Fukushima Daiichi update: Sunday July 3, 2011

There are two situations to discuss at the site as of now, in addition to the post made yesterday about conditions at Fukushima Daiichi.

First, some press has been given to a very brief loss of cooling at No. 5 plant at Fukushima Daiichi. No. 5 and No. 6 plants have been almost completely unaffected, but there have been some minor problems from time to time.

The loss of the Residual Heat Removal System was due to the discovery of a leak in one of the temporary seawater pipes that has been set up to replace the installed but down systems. When we say "leak," it was not as if this leak was difficult to notice. See the TEPCO press photo below.

The photo above was made at roughly 3:30 PM on June 3. The system was shut down, and the hose replaced. For those wondering just what this system looks like schematically, and where this leak was, it is instructive to examine two illustrations from a release by TEPCO showing the temporary setup.

Above, in a view from the side we see the two temporary RHRS seawater pumps taking suction on the seawater, and discharging through hoses to two check valves and then several flanged sections of pipe and hose. The leak location and magnitude are clearly shown. Below, an overhead view.

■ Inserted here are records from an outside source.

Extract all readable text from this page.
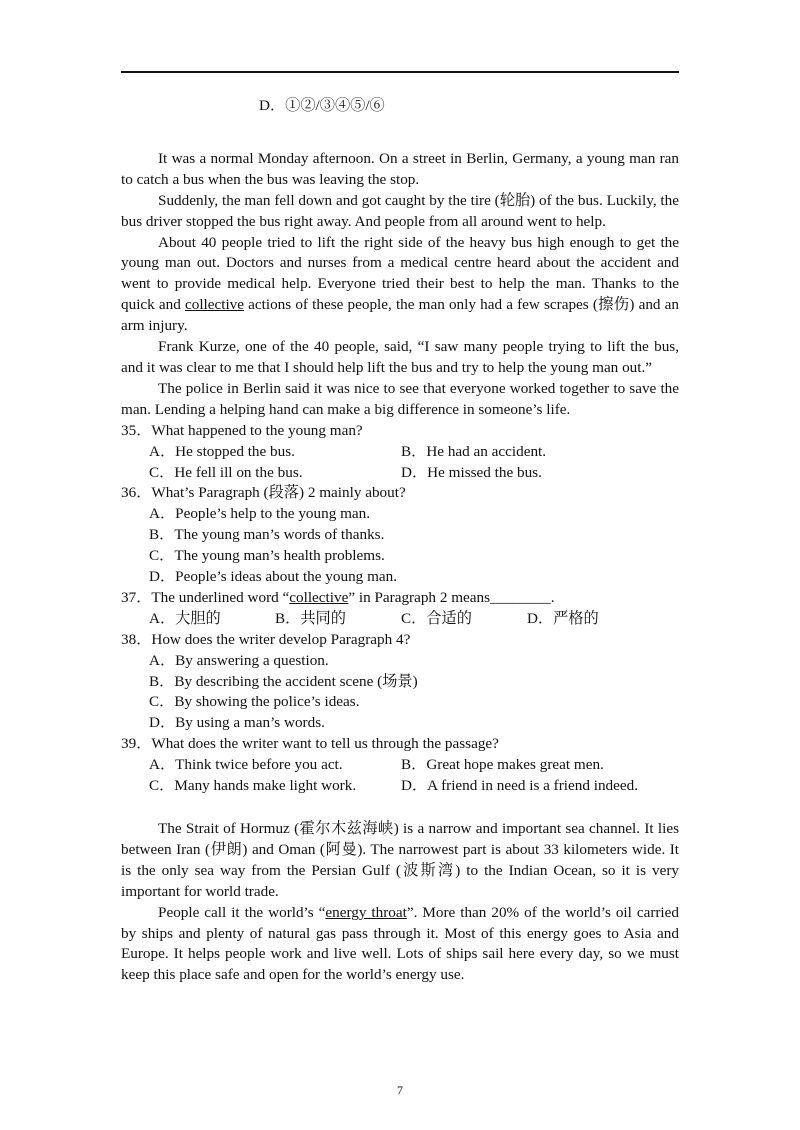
D．①②/③④⑤/⑥

It was a normal Monday afternoon. On a street in Berlin, Germany, a young man ran to catch a bus when the bus was leaving the stop.

Suddenly, the man fell down and got caught by the tire (轮胎) of the bus. Luckily, the bus driver stopped the bus right away. And people from all around went to help.

About 40 people tried to lift the right side of the heavy bus high enough to get the young man out. Doctors and nurses from a medical centre heard about the accident and went to provide medical help. Everyone tried their best to help the man. Thanks to the quick and collective actions of these people, the man only had a few scrapes (擦伤) and an arm injury.

Frank Kurze, one of the 40 people, said, “I saw many people trying to lift the bus, and it was clear to me that I should help lift the bus and try to help the young man out.”

The police in Berlin said it was nice to see that everyone worked together to save the man. Lending a helping hand can make a big difference in someone’s life.

35．What happened to the young man?

A．He stopped the bus.	B．He had an accident.
C．He fell ill on the bus.	D．He missed the bus.

36．What’s Paragraph (段落) 2 mainly about?

A．People’s help to the young man.

B．The young man’s words of thanks.

C．The young man’s health problems.

D．People’s ideas about the young man.

37．The underlined word “collective” in Paragraph 2 means________.

A．大胆的	B．共同的	C．合适的	D．严格的

38．How does the writer develop Paragraph 4?

A．By answering a question.

B．By describing the accident scene (场景)

C．By showing the police’s ideas.

D．By using a man’s words.

39．What does the writer want to tell us through the passage?

A．Think twice before you act.	B．Great hope makes great men.
C．Many hands make light work.	D．A friend in need is a friend indeed.

The Strait of Hormuz (霍尔木兹海峡) is a narrow and important sea channel. It lies between Iran (伊朗) and Oman (阿曼). The narrowest part is about 33 kilometers wide. It is the only sea way from the Persian Gulf (波斯湾) to the Indian Ocean, so it is very important for world trade.

People call it the world’s “energy throat”. More than 20% of the world’s oil carried by ships and plenty of natural gas pass through it. Most of this energy goes to Asia and Europe. It helps people work and live well. Lots of ships sail here every day, so we must keep this place safe and open for the world’s energy use.

7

In the view above, we can see the normal circ water and RHRS pumps, and the temporarily installed pumps. The cooling for No. 5 plant was down about two hours and sixteen minutes if the latest TEPCO account is correct; no further problems were noted. TEPCO had stated just before the operation that fuel temperature would rise no more than about 2.5C per hour for the time RHRS was down.

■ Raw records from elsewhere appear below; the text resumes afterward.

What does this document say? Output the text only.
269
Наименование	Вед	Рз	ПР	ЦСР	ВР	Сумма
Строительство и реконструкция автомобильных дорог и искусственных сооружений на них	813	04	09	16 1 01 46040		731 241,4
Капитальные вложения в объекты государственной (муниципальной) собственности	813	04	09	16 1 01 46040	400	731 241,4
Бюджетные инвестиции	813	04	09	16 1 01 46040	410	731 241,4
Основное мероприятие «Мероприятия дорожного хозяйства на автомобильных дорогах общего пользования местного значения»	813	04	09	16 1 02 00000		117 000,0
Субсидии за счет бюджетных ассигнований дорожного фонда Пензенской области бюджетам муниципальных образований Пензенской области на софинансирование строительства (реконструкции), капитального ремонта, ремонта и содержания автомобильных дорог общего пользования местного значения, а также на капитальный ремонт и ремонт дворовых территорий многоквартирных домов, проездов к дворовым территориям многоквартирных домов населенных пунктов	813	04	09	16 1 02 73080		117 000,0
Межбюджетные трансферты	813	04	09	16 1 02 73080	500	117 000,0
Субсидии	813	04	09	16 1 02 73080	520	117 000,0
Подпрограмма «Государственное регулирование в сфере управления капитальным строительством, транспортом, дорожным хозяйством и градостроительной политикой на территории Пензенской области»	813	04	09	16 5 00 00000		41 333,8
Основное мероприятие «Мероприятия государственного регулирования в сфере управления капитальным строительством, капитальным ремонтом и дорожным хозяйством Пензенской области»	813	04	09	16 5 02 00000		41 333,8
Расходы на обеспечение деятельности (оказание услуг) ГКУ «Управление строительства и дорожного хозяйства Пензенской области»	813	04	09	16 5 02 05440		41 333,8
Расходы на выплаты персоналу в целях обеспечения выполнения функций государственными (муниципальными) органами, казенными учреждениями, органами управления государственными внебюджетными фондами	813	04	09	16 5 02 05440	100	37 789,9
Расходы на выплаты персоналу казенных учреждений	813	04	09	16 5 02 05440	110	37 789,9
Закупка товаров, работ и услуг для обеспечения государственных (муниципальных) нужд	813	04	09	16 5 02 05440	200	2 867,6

Now, the other situation; TEPCO is intending, according to NHK reports, to make its July 17 date for nitrogen injection into all three reactors a reality even if serious measures are called for. Not only did TEPCO use a robot to clean out some of the access area needed for this operation in No. 3 plant, it is now laying down steel plating to attenuate radiation in the work area. The highest reported exposure levels in the area needed for access are about 186 mSv/hr, or 18.6 R/hr. There will be video of the robot performing its vacuuming job on the APR YouTube Channel shortly. As of this moment, nitrogen injection into No. 2 plant continues smoothly with dry well pressure rising as expected.

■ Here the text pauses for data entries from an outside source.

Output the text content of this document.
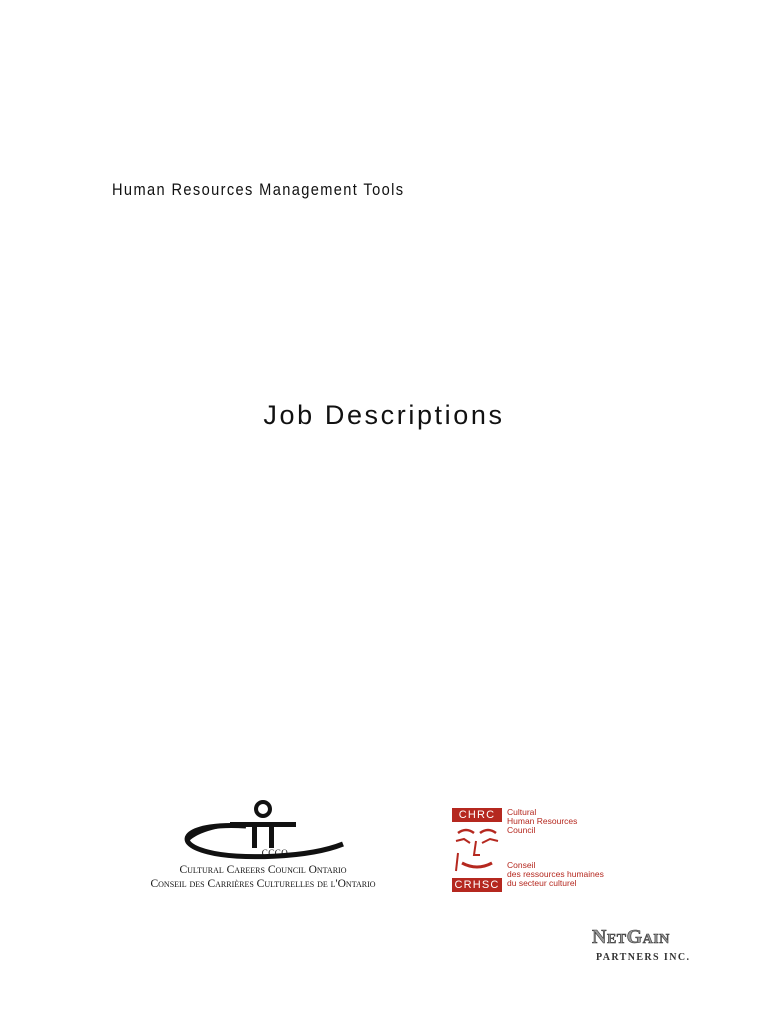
Human Resources Management Tools
Job Descriptions
CCCO
Cultural Careers Council Ontario
Conseil des Carrières Culturelles de l'Ontario
CHRC
CRHSC
Cultural
Human Resources
Council
Conseil
des ressources humaines
du secteur culturel
NetGain
PARTNERS INC.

All other reactor plant parameters on site are essentially unchanged since the last report.

12:30 PM Eastern Sunday July 3, 2011

UPDATE Video now up at APR YouTube Channel.

1 comment:

  1. Even though the Daiichi 5 and 6 reactors didn't melt down, apparently there was still significant damage done to those plants. They still don't have the permanent RHRS systems in service? Are the turbine buildings in any shape to get back into service? What about the Daiini 1-4 plants?